Celsius filed for bankruptcy in July amid a $2 trillion market crash that wiped out some of the industry’s biggest names and exposed hundreds of thousands of investors to steep losses. The lender, which had made risky bets before the collapse, at the time disclosed a $1.19 billion deficit. Celsius said previously that Alameda Research, the trading firm co-founded by Bankman-Fried that’s now at the center of his criminal case, owes the lender $12 million.

James said one New York resident mortgaged two properties to invest with Celsius, while another — a disabled veteran — lost his $36,000 savings that he built up over nearly a decade.

“Another disabled citizen, who depended upon government assistance to supplement his $8 per hour income, lost his entire investment,” James said in her statement.

Mashinsky and other top executives had withdrawn millions of dollars in cryptocurrency in the weeks before Celsius’s collapse, according to documents in the company’s bankruptcy case.

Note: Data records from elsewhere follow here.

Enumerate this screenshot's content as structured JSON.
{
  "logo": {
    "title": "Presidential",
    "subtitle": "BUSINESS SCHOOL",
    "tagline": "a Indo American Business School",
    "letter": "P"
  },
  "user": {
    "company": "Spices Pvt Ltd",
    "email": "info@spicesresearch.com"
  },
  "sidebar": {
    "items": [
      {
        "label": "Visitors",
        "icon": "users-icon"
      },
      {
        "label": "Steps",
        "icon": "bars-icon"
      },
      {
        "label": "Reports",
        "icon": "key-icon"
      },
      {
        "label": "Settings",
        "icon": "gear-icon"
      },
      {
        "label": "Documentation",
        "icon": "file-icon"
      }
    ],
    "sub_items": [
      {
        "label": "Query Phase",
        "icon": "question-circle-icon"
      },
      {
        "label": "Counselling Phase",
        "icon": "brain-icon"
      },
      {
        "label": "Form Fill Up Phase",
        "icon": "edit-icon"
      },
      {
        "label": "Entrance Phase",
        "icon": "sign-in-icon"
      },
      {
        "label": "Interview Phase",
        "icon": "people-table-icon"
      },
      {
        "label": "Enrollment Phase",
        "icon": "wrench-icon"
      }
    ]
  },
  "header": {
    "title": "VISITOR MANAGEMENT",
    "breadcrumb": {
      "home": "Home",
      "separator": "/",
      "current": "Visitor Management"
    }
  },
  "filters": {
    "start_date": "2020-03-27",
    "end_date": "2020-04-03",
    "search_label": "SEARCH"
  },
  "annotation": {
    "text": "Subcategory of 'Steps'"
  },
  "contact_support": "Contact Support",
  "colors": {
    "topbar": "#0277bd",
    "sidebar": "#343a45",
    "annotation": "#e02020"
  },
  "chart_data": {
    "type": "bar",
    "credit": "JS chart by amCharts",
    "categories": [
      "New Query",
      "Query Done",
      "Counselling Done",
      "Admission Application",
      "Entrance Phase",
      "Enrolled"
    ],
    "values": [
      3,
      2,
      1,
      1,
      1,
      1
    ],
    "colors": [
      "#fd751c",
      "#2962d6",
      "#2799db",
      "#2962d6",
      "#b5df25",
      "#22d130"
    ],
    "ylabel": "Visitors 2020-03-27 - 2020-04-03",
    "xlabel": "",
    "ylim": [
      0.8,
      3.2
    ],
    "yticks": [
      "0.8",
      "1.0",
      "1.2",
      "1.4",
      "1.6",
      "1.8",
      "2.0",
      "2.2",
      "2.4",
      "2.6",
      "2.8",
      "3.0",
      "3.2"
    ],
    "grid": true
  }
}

James alleges Mashinsky repeatedly told the public that Celsius made “safe, low-risk investments” and only loaned assets to “credible and reputable entities,” while in reality exposing them to high-risk counterparties and strategies. He then misrepresented and concealed Celsius’s deteriorating financial condition as it lost hundreds of millions of dollars on risky investments, according to the attorney general.

Mashinsky ultimately defrauded more than 26,000 New Yorkers who invested about $440 million by the end of 2021, according to James.

Mashinsky touted himself as a “modern day Robin Hood” by promising investors returns as high as 17% — a boast that helped Celsius amass $20 billion in digital assets from investors all over the world, according to the complaint. But the lender struggled to maintain the promised yields and turned to higher-risk investments, the attorney general said.

Celsius used to let users earn yields on their digital coins by lending them out, with Celsius sometimes investing the tokens into other yield-bearing apps or lending them out to institutional investors.

Mashinsky once hosted regular ask-me-anything sessions on YouTube and Twitter, in which he downplayed the risk of investing in Celsius. In a June 10 session, days before the freeze in withdrawals, he talked about rewards users were earning on Celsius.

“All these naysayers and haters haven’t built anything!” he said.

The case is New York v. Alex Mashinsky, New York State Supreme Court, New York County (Manhattan).